Social hospitalization is one reason why the average number of days a Japanese patient spends in hospital--36 days--is two to six times that of other advanced countries. Although this waste of medical fees has been taking place for a long time, a precise survey was not carried out until recently.
The government has come up with ways of decreasing the cost of fees paid to medical institutions when patients are hospitalized for prolonged periods and increasing the cost of treatment for individual patients. But elderly patients, who have no other place to go to, have remained in hospitals.
The government is able to tackle this thorny issue because of the opportunity presented by the Liberal Democratic Party's landslide victory in the 2005 general election and the waning influence of the Japan Medical Association.
Medical fees have been increasing by 1 trillion yen per year, but with a declining birthrate and an aging population reducing costs is a high-priority issue.
However, reform has long been considered impossible due to strong opposition from vested interest groups.
Before compiling the draft bills, the ministry conducted its first survey to determine the number of beds used by long-stay patients whose costs were covered by health insurance or nursing care insurance. It found half of the patients hardly required any medical attention. Adding patients who required medical attention just once a week, the figure climbed to about 80 percent. Taking this into account, the draft bills call for a 60 percent cut in such beds.
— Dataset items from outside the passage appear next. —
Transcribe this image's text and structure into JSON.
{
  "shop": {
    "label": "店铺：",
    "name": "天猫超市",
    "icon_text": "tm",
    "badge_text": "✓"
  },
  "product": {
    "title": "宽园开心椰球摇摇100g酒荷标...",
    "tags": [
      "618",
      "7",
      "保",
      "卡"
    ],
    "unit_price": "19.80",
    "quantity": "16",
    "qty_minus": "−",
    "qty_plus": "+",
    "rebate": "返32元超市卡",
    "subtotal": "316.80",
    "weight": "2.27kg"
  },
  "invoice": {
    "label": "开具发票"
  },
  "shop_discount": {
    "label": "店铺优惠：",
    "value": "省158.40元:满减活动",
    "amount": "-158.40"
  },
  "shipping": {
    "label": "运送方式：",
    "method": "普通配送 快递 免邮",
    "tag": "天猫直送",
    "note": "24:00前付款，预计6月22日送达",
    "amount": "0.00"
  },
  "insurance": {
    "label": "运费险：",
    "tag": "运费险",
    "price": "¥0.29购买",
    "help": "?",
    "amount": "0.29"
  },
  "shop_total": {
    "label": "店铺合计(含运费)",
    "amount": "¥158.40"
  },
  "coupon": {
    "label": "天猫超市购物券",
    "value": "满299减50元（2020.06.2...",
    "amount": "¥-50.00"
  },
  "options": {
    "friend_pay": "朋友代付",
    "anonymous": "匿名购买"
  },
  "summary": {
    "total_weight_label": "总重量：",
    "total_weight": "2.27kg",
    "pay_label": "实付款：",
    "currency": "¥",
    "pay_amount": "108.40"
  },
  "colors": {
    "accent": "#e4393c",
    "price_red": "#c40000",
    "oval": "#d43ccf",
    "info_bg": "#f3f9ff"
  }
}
The ministry intends to abolish all the 130,000 beds allocated for nursing care services by the end of March 2012 and reduce the number of beds put aside for medical care services from 250,000 to 150,000 by the end of March 2013. Affected patients will be shifted to low-cost nursing homes or will receive nursing care at home. The construction of long-stay nursing homes will be actively promoted.
The draft bills call for home care support clinics whose staff will make house calls and provide around-the-clock services for home care patients. Additional payments will be levied in the case of terminal care.
Medical fees paid under the national health insurance system to hospitals with many patients who require little medical care will be greatly reduced from July.
Currently, medical insurance payments total about 28 trillion yen a year but by 2025 this figure is expected to have doubled. The ministry plans to cut payments by about 4 trillion yen. This money will be used to expand home care services and allocate extra funding to general hospitals where doctors are said to be overworked.